Reserved for future use.
Binary ~
This is now the bitwise XOR operator. Recall that unary ~
(1's complement) is simply an XOR with a value containing all 1 bits.
[Update: ~
is now string concatenation. Bitwise XOR is +^
or ~^
depending on whether you're doing numeric xor or stringwise.]
Binary ~~
This is a logical XOR operator. It's a high precedence version of the low precedence xor
operator.
[Update: ~~
is now the smartmatch operator. Logical XOR is ^^
. Junctive XOR is ^
.]
User defined operators
The declaration syntax of user-defined operators is still up for grabs, but we can say a few things about it. First, we can differentiate unary from binary declarations simply by the number of arguments. (Declaration of a return type may also be useful for disambiguating subsequent parsing. One place it won't be needed is for operators wanting to know whether they should behave as hyperoperators. The pressure to do that is relieved by the explicit ^
hypermarker.)
We also need to think how these operator definitions relate to overloading. We can treat an operator as a method on the first object, but sometimes it's the second object that should control the action. (Or with multimethod dispatch, both objects.) These will have to be thrashed out under ordinary method dispatch policy. The important thing is to realize that an operator is just a funny looking method call. When you say:
$man bites $dog
The infrastruture will need to untangle whether the man is biting the dog or the dog is getting bitten by the man. The actual biting could be implement in either the Man
class or the Dog
class, or even somewhere else, in the case of multimethods.

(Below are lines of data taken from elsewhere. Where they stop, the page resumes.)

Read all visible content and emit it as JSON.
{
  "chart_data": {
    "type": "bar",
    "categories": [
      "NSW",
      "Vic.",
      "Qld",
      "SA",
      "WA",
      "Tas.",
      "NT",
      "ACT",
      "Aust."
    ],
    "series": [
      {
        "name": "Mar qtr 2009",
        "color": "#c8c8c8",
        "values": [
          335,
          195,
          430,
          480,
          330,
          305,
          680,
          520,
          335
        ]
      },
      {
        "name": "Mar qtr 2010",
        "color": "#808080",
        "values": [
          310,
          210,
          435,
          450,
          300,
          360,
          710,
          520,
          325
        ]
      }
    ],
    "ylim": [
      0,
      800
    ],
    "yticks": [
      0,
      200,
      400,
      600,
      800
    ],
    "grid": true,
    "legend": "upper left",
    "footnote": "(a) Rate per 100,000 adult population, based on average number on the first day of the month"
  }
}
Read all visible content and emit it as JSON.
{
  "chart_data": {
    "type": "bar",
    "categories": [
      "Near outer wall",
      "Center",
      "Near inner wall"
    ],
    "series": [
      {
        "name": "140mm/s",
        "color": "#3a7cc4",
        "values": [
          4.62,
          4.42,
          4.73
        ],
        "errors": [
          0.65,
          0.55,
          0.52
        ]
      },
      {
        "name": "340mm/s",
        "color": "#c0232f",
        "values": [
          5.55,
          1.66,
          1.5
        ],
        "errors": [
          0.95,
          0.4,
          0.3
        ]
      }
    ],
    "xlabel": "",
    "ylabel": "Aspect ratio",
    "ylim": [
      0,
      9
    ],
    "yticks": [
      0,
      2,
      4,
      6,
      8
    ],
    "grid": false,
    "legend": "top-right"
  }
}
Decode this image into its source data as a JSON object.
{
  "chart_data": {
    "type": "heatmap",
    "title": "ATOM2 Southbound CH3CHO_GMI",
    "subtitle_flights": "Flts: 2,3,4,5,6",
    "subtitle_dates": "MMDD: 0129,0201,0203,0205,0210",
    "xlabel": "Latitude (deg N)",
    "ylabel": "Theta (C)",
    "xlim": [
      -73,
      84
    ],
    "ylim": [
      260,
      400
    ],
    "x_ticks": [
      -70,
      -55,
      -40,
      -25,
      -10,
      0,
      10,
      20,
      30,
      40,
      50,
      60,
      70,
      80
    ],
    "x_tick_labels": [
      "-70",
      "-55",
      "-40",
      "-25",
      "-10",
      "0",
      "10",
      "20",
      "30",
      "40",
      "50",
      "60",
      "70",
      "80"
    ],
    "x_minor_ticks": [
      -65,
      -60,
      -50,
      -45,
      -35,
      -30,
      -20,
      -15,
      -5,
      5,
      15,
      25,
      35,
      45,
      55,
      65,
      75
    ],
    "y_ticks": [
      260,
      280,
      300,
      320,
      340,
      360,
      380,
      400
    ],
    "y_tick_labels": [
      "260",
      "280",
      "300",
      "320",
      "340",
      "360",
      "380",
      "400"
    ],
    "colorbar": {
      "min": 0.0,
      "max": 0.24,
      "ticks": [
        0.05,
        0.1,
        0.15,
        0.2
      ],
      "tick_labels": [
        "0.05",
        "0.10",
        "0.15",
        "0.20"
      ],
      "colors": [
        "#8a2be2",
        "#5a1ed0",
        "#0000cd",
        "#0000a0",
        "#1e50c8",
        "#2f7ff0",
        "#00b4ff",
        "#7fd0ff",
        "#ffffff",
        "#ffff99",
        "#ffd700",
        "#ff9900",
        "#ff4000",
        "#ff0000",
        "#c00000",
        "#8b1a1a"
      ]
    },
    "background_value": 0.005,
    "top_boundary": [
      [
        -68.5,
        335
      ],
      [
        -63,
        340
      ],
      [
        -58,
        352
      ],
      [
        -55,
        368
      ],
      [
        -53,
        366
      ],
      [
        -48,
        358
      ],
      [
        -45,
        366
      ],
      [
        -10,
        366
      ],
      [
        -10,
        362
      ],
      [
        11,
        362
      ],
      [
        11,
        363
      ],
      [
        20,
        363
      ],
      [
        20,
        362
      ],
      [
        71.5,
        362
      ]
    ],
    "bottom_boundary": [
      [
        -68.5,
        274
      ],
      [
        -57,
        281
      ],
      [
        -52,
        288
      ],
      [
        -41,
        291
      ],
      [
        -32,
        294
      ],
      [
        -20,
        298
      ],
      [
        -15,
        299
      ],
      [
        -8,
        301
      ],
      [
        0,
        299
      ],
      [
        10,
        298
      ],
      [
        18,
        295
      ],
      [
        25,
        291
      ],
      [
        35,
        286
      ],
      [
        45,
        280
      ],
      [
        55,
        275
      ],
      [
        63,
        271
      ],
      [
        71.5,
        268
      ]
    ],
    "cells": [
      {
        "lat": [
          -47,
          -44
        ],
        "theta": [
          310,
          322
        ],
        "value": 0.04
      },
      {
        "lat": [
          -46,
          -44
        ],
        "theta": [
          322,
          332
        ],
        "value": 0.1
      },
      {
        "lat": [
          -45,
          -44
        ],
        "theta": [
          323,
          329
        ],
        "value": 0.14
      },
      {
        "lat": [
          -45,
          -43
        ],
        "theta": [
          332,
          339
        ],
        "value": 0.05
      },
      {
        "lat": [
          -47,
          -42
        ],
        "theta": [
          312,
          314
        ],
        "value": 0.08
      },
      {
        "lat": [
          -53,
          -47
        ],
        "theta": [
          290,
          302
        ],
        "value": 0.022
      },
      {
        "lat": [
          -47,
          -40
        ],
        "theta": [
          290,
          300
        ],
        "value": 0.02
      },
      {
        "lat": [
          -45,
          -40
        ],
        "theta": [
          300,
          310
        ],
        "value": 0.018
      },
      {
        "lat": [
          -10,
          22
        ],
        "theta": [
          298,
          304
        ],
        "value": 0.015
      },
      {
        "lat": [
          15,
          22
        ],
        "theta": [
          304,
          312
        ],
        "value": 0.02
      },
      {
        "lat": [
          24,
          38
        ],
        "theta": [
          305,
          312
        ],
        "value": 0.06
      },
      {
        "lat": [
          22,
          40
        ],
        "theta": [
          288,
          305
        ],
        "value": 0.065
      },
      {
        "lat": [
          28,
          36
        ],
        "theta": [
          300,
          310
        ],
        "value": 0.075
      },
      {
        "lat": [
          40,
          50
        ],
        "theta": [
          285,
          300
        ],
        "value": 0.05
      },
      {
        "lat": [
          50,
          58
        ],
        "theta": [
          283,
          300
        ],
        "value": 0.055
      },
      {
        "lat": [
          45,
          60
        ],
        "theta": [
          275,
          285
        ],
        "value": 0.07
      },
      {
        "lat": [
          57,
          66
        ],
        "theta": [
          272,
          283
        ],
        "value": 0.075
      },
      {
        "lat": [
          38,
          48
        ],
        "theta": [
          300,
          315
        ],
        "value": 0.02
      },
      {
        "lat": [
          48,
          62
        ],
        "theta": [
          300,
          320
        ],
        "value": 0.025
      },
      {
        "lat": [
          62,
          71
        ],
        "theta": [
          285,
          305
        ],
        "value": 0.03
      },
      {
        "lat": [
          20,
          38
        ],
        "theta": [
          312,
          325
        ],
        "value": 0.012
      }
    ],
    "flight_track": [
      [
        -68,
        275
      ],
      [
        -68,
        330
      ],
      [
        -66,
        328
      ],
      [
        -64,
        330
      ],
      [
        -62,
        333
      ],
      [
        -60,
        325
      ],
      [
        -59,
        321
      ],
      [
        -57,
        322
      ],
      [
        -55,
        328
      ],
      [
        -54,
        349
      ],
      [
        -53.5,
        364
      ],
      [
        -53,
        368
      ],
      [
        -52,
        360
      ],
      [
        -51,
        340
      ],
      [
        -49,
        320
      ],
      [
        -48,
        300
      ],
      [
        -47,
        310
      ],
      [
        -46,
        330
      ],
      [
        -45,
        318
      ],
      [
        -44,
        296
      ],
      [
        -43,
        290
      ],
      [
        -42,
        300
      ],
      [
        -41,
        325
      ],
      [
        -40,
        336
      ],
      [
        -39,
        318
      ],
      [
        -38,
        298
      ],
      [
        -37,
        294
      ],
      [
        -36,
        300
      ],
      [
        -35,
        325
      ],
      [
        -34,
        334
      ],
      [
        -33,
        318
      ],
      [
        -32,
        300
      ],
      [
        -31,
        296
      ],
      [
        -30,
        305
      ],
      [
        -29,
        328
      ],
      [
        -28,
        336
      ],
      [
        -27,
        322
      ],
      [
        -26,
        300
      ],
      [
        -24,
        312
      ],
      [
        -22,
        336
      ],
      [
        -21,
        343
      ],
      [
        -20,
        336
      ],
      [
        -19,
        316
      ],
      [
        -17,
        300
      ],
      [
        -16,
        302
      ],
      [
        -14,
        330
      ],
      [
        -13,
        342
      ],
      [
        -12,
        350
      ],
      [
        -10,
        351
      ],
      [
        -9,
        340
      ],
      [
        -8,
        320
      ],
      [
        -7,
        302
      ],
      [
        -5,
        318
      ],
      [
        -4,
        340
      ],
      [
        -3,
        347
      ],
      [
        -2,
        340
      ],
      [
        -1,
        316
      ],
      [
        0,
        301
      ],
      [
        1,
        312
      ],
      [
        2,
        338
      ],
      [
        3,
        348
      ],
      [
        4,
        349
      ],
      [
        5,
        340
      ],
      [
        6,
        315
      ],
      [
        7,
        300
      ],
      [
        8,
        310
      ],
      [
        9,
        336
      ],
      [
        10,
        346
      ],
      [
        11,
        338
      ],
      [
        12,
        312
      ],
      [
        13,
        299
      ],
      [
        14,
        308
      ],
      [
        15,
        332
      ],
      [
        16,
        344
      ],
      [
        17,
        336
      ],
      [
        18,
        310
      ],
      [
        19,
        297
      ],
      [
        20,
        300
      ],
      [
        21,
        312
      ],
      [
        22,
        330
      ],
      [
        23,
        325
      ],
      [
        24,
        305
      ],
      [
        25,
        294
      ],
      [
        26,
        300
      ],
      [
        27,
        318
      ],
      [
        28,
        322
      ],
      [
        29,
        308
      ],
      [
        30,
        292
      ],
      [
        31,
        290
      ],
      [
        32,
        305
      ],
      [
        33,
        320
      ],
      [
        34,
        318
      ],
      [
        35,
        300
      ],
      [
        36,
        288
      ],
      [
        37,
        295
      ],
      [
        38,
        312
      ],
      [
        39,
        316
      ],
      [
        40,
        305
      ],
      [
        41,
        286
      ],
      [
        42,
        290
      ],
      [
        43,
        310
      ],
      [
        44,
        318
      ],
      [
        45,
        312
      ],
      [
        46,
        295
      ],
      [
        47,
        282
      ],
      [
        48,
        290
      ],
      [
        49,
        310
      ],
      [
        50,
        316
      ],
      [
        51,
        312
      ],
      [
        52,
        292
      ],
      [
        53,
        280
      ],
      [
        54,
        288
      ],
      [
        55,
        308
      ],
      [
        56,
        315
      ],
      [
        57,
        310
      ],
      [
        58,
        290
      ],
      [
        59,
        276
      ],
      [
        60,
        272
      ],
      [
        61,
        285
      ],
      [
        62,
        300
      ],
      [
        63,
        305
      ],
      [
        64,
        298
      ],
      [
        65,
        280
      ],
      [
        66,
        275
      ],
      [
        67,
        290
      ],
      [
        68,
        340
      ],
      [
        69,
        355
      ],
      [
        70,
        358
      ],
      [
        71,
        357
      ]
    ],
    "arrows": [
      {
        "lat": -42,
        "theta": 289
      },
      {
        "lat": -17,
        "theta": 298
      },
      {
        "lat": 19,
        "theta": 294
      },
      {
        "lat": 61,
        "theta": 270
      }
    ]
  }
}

[Update: Unary and binary operators are now distinguished by prefixing with either prefix:
or infix:
. There are many other syntactic categories as well, such as postfix:
and circumfix:
.]
Unicode operators
Rather than using longer and longer strings of ASCII characters to represent user-defined operators, it will be much more readable to allow the (judicious) use of Unicode operators.
In the short term, we won't see much of this. As screen resolutions increase over the next 20 years, we'll all become much more comfortable with the richer symbol set. I see no reason (other than fear of obfuscation (and fear of fear of obfuscation))) why Unicode operators should not be allowed.
Note that, unlike APL, we won't be hardware dependent, in the sense that any Perl implementation will always be able to parse Unicode, even if you can't display it very well. (But note that Vim 6.0 just came out with Unicode support.)
Precedence
We will at least unify the precedence levels of the equality and relational operators. Other unifications are possible. For instance, the not
logical operator could be combined with list operators in precedence. There's only so much simplification that you can do, however, since you can't mix right association with left association. By and large, the precedence table will be what you expect, if you expect it to remain largely the same.
[Update: We also got rid of the special levels for bitwise operators, shifts, binding operators, and range operators. On the other hand, we added levels for junctive operators and non-chaining binaries. Still, we managed to reduce it from 24 to 22 precedence levels. See S03.]
And that still goes for Perl 6 in general. We talk a lot here about what we're changing, but there's a lot more that we're not changing. Perl 5 does a lot of things right, and we're not terribly interested in "fixing" that.